Given the S-500’s advanced networking capabilities, some military analysts have suggested that the Russians might genuinely be able to engage stealth aircraft. Indeed, by networking multiple high-speed long wave radars such as the RLS Voronezh-DM and 1L119 Nebo SVU, it might be possible to generate a weapons quality track on an aircraft such as the F-22 or F-35. Sensor fusion has afforded militaries many capabilities that are greater than the sum of their part. This many be one such case.
Russia’s fearsome new S-500 air and missile defense system has apparently entered production—and is setting new records for missile engagement range.

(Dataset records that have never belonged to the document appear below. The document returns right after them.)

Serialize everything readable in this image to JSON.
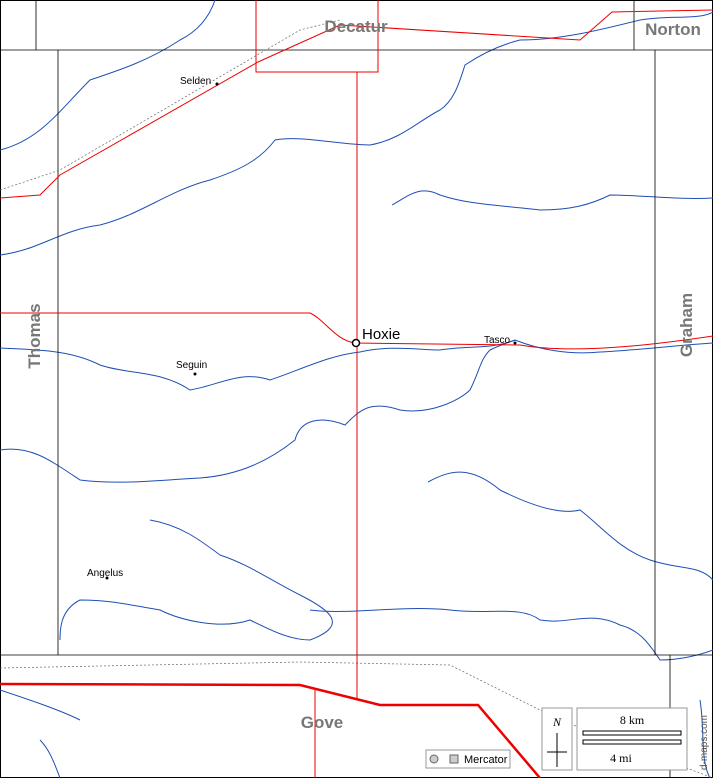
{
  "map": {
    "counties": [
      "Decatur",
      "Norton",
      "Thomas",
      "Graham",
      "Gove"
    ],
    "towns": [
      "Selden",
      "Hoxie",
      "Tasco",
      "Seguin",
      "Angelus"
    ],
    "scale": {
      "km": "8 km",
      "mi": "4 mi"
    },
    "north": "N",
    "projection": "Mercator",
    "credit": "d-maps.com"
  }
}
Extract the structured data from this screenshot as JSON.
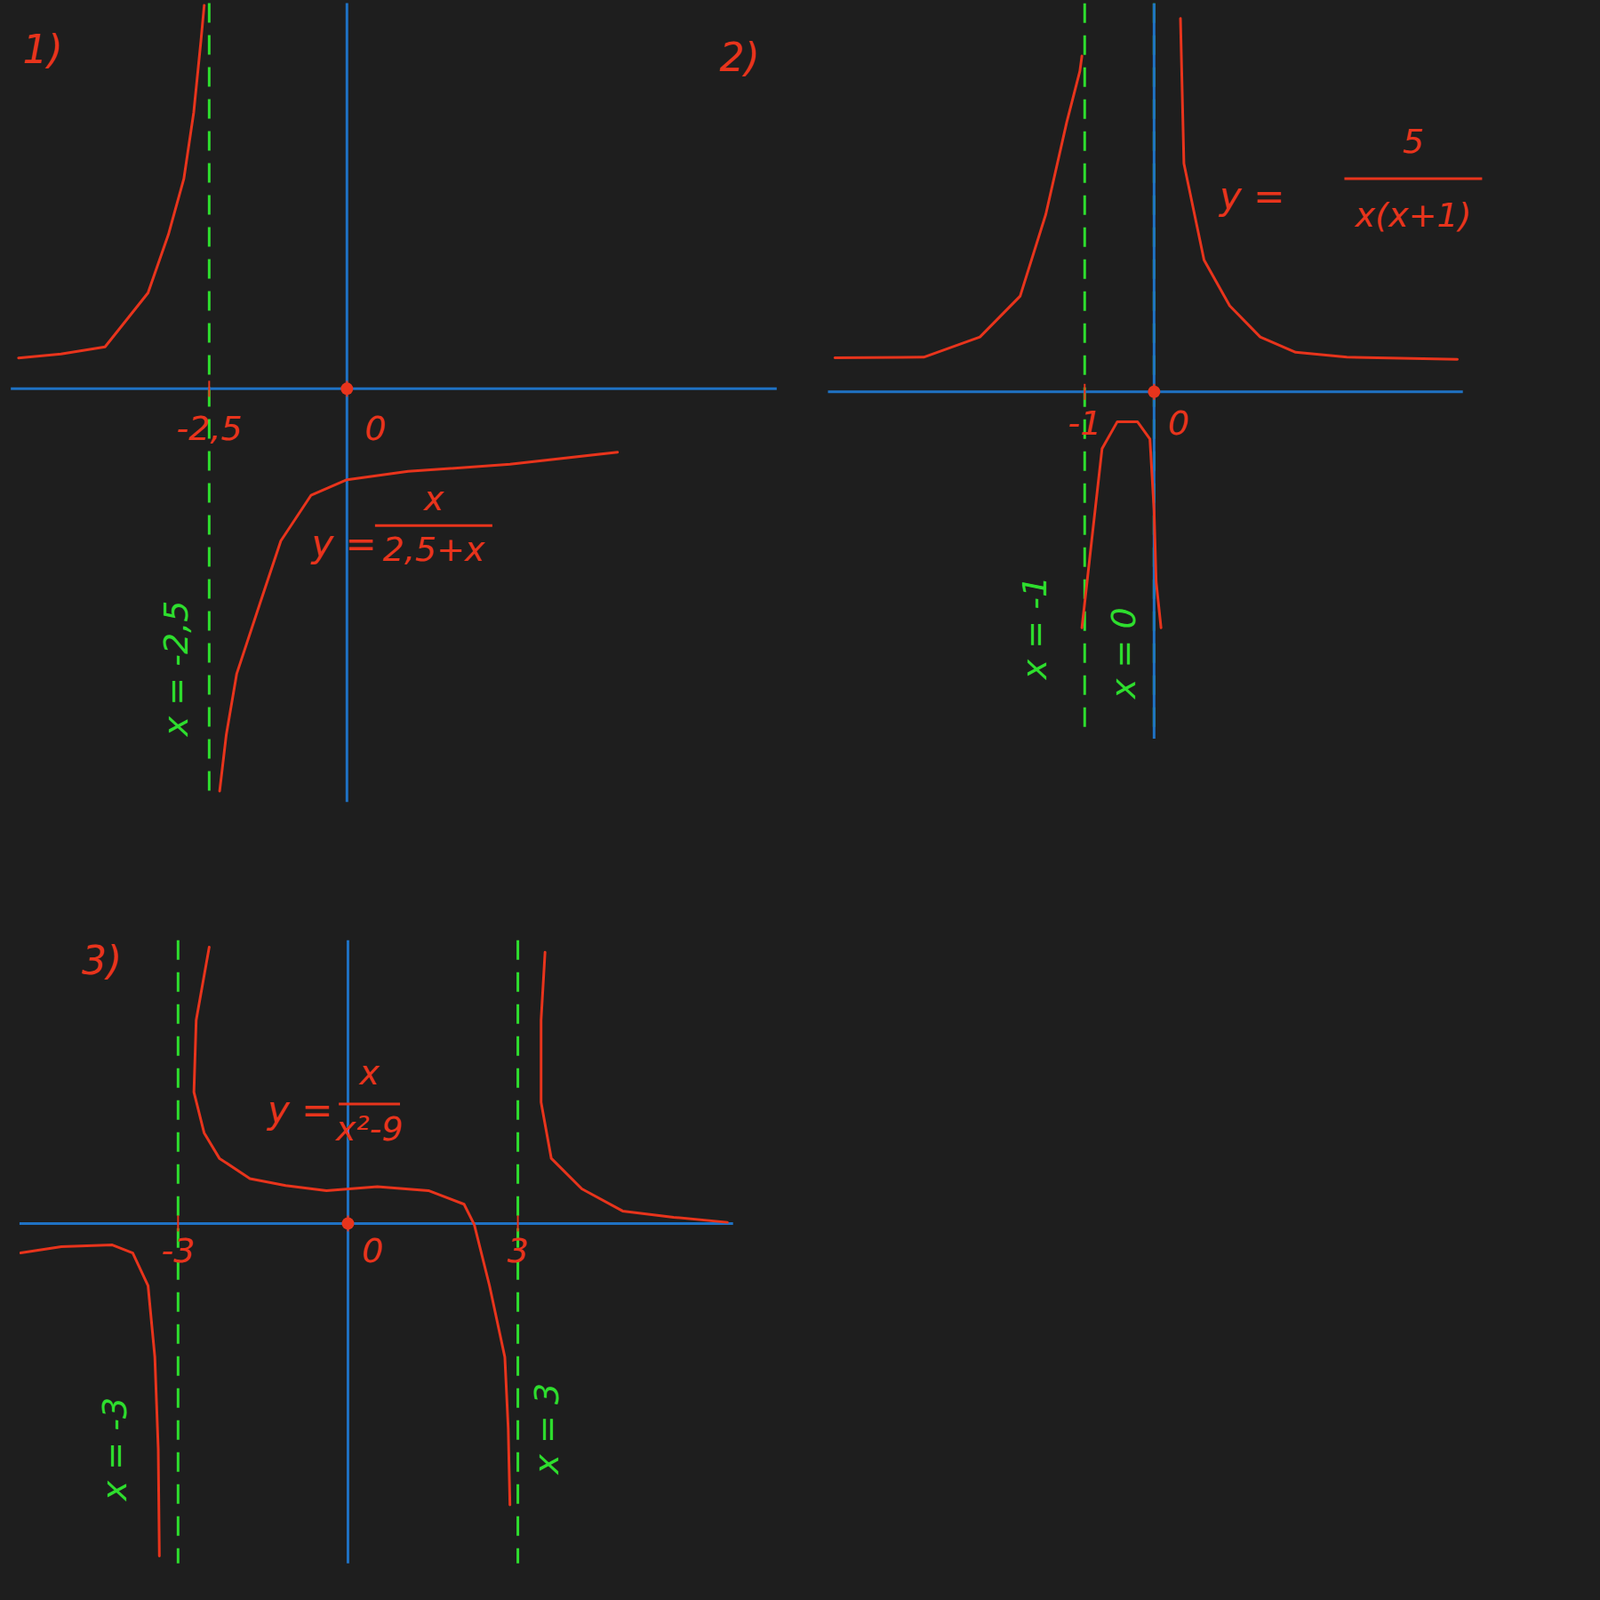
{
  "chart_data": [
    {
      "type": "line",
      "label": "1)",
      "color": "#e8341c",
      "xlim": [
        -6.1,
        7.8
      ],
      "ylim": [
        -7.5,
        7
      ],
      "xticks": [
        {
          "value": -2.5,
          "label": "-2,5"
        },
        0
      ],
      "yticks": [],
      "tick_labels": "x",
      "x": [
        -5.96,
        -5.19,
        -4.39,
        -3.61,
        -3.24,
        -2.96,
        -2.78,
        -2.65,
        -2.59,
        -2.5,
        -2.31,
        -2.19,
        -2.0,
        -1.57,
        -1.2,
        -0.65,
        0,
        1.11,
        2.96,
        4.91
      ],
      "values": [
        0.56,
        0.63,
        0.76,
        1.74,
        2.8,
        3.81,
        5.02,
        6.31,
        6.96,
        null,
        -7.3,
        -6.28,
        -5.17,
        -3.87,
        -2.76,
        -1.93,
        -1.65,
        -1.5,
        -1.37,
        -1.15
      ],
      "annotations": [
        {
          "text": "x = -2,5",
          "x": -2.5
        }
      ],
      "formula": {
        "lhs": "y =",
        "numerator": "x",
        "denominator": "2,5+x"
      }
    },
    {
      "type": "line",
      "label": "2)",
      "color": "#e8341c",
      "xlim": [
        -4.7,
        4.45
      ],
      "ylim": [
        -5,
        5.6
      ],
      "xticks": [
        -1,
        0
      ],
      "yticks": [],
      "tick_labels": "x",
      "x": [
        -4.6,
        -3.32,
        -2.51,
        -1.93,
        -1.56,
        -1.26,
        -1.07,
        -1.04,
        null,
        -1.04,
        -0.9,
        -0.75,
        -0.53,
        -0.24,
        -0.06,
        0,
        0.03,
        0.1,
        null,
        0.38,
        0.43,
        0.72,
        1.09,
        1.53,
        2.04,
        2.78,
        4.37
      ],
      "values": [
        0.49,
        0.5,
        0.79,
        1.38,
        2.56,
        3.88,
        4.62,
        4.84,
        null,
        -3.4,
        -2.15,
        -0.82,
        -0.43,
        -0.43,
        -0.68,
        -1.71,
        -2.74,
        -3.4,
        null,
        5.38,
        3.29,
        1.9,
        1.24,
        0.79,
        0.57,
        0.5,
        0.47
      ],
      "annotations": [
        {
          "text": "x = -1",
          "x": -1
        },
        {
          "text": "x = 0",
          "x": 0
        }
      ],
      "formula": {
        "lhs": "y =",
        "numerator": "5",
        "denominator": "x(x+1)"
      }
    },
    {
      "type": "line",
      "label": "3)",
      "color": "#e8341c",
      "xlim": [
        -5.8,
        6.8
      ],
      "ylim": [
        -6,
        5
      ],
      "xticks": [
        -3,
        0,
        3
      ],
      "yticks": [],
      "tick_labels": "x",
      "x": [
        -5.78,
        -5.06,
        -4.16,
        -3.8,
        -3.53,
        -3.41,
        -3.35,
        -3.33,
        null,
        -2.45,
        -2.68,
        -2.72,
        -2.54,
        -2.27,
        -1.73,
        -1.1,
        -0.38,
        0.52,
        1.42,
        2.05,
        2.23,
        2.5,
        2.77,
        2.83,
        2.86,
        null,
        3.48,
        3.41,
        3.41,
        3.59,
        4.13,
        4.85,
        5.75,
        6.7
      ],
      "values": [
        -0.52,
        -0.41,
        -0.38,
        -0.52,
        -1.1,
        -2.36,
        -3.98,
        -5.87,
        null,
        4.88,
        3.59,
        2.32,
        1.6,
        1.15,
        0.79,
        0.67,
        0.58,
        0.65,
        0.58,
        0.34,
        -0.02,
        -1.1,
        -2.36,
        -3.62,
        -4.97,
        null,
        4.79,
        3.59,
        2.14,
        1.15,
        0.61,
        0.22,
        0.11,
        0.02
      ],
      "annotations": [
        {
          "text": "x = -3",
          "x": -3
        },
        {
          "text": "x = 3",
          "x": 3
        }
      ],
      "formula": {
        "lhs": "y =",
        "numerator": "x",
        "denominator": "x²-9"
      }
    }
  ]
}
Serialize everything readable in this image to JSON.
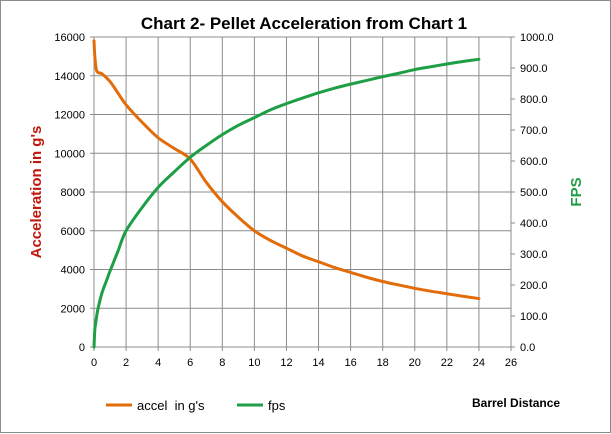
{
  "colors": {
    "accel": "#e36c0a",
    "fps": "#1e9e45",
    "left_axis_title": "#c0180e",
    "right_axis_title": "#1e9e45",
    "grid": "#8c8c8c",
    "axis": "#8c8c8c"
  },
  "chart_data": {
    "type": "line",
    "title": "Chart 2- Pellet Acceleration from Chart 1",
    "xlabel": "Barrel Distance",
    "ylabel": "Acceleration in g's",
    "y2label": "FPS",
    "xlim": [
      0,
      26
    ],
    "ylim": [
      0,
      16000
    ],
    "y2lim": [
      0,
      1000
    ],
    "grid": true,
    "legend_position": "bottom-left",
    "x_ticks": [
      "0",
      "2",
      "4",
      "6",
      "8",
      "10",
      "12",
      "14",
      "16",
      "18",
      "20",
      "22",
      "24",
      "26"
    ],
    "y_ticks": [
      "0",
      "2000",
      "4000",
      "6000",
      "8000",
      "10000",
      "12000",
      "14000",
      "16000"
    ],
    "y2_ticks": [
      "0.0",
      "100.0",
      "200.0",
      "300.0",
      "400.0",
      "500.0",
      "600.0",
      "700.0",
      "800.0",
      "900.0",
      "1000.0"
    ],
    "series": [
      {
        "name": "accel  in g's",
        "axis": "left",
        "x": [
          0,
          0.05,
          0.15,
          0.3,
          0.5,
          1,
          1.5,
          2,
          3,
          4,
          5,
          6,
          7,
          8,
          9,
          10,
          11,
          12,
          13,
          14,
          15,
          16,
          17,
          18,
          19,
          20,
          21,
          22,
          23,
          24
        ],
        "y": [
          15800,
          15000,
          14300,
          14150,
          14100,
          13700,
          13100,
          12500,
          11600,
          10800,
          10250,
          9700,
          8500,
          7500,
          6700,
          6000,
          5500,
          5100,
          4700,
          4400,
          4100,
          3850,
          3600,
          3380,
          3200,
          3030,
          2880,
          2750,
          2620,
          2500
        ]
      },
      {
        "name": "fps",
        "axis": "right",
        "x": [
          0,
          0.05,
          0.1,
          0.2,
          0.3,
          0.5,
          0.75,
          1,
          1.5,
          2,
          3,
          4,
          5,
          6,
          7,
          8,
          9,
          10,
          11,
          12,
          13,
          14,
          15,
          16,
          17,
          18,
          19,
          20,
          21,
          22,
          23,
          24
        ],
        "y": [
          0,
          55,
          75,
          110,
          135,
          175,
          210,
          245,
          310,
          375,
          450,
          515,
          565,
          612,
          650,
          685,
          715,
          740,
          765,
          785,
          803,
          820,
          835,
          848,
          860,
          872,
          883,
          895,
          904,
          913,
          921,
          928
        ]
      }
    ]
  }
}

The next generation weapon is designed to supplement Moscow’s already potent S-400 and replace the A-135 anti-ballistic missile system. Not only does the weapon have unprecedented capability to hit high altitude targets—including ballistic missiles and satellites—at extremely long ranges, there have been some claims—usually from the media—that the system could target stealth aircraft. However, while some analysts believe that might be theoretically possible, there has been nothing to substantiate that claim.
What is definitively known about the S-500 is that it is of very high priority to Russian president Vladimir Putin and that it presented publicly as primarily a high-altitude defense system. “It is necessary to develop and build up technological groundwork in the area of air defense, to continue modernization of Pantsir systems, to finish the development and preparations for mass production of the S-500 newest systems capable of hitting targets at super-high altitudes, including near-the-earth space,” Putin said in May.
While not all aspects of the S-500’s capabilities have been known to have been demonstrated by the West, there is little reason to doubt the capabilities of Russian air defense systems. Indeed, according to U.S. defense sources, Moscow recently conducted a record-breaking test of the S-500 system at ranges that were previously thought to be impossible. According to a CNBC report citing U.S. intelligence officials, “the S-500 surface-to-air missile system successfully struck a target 299 miles away, which the U.S. assessed is 50 miles further than any known test.”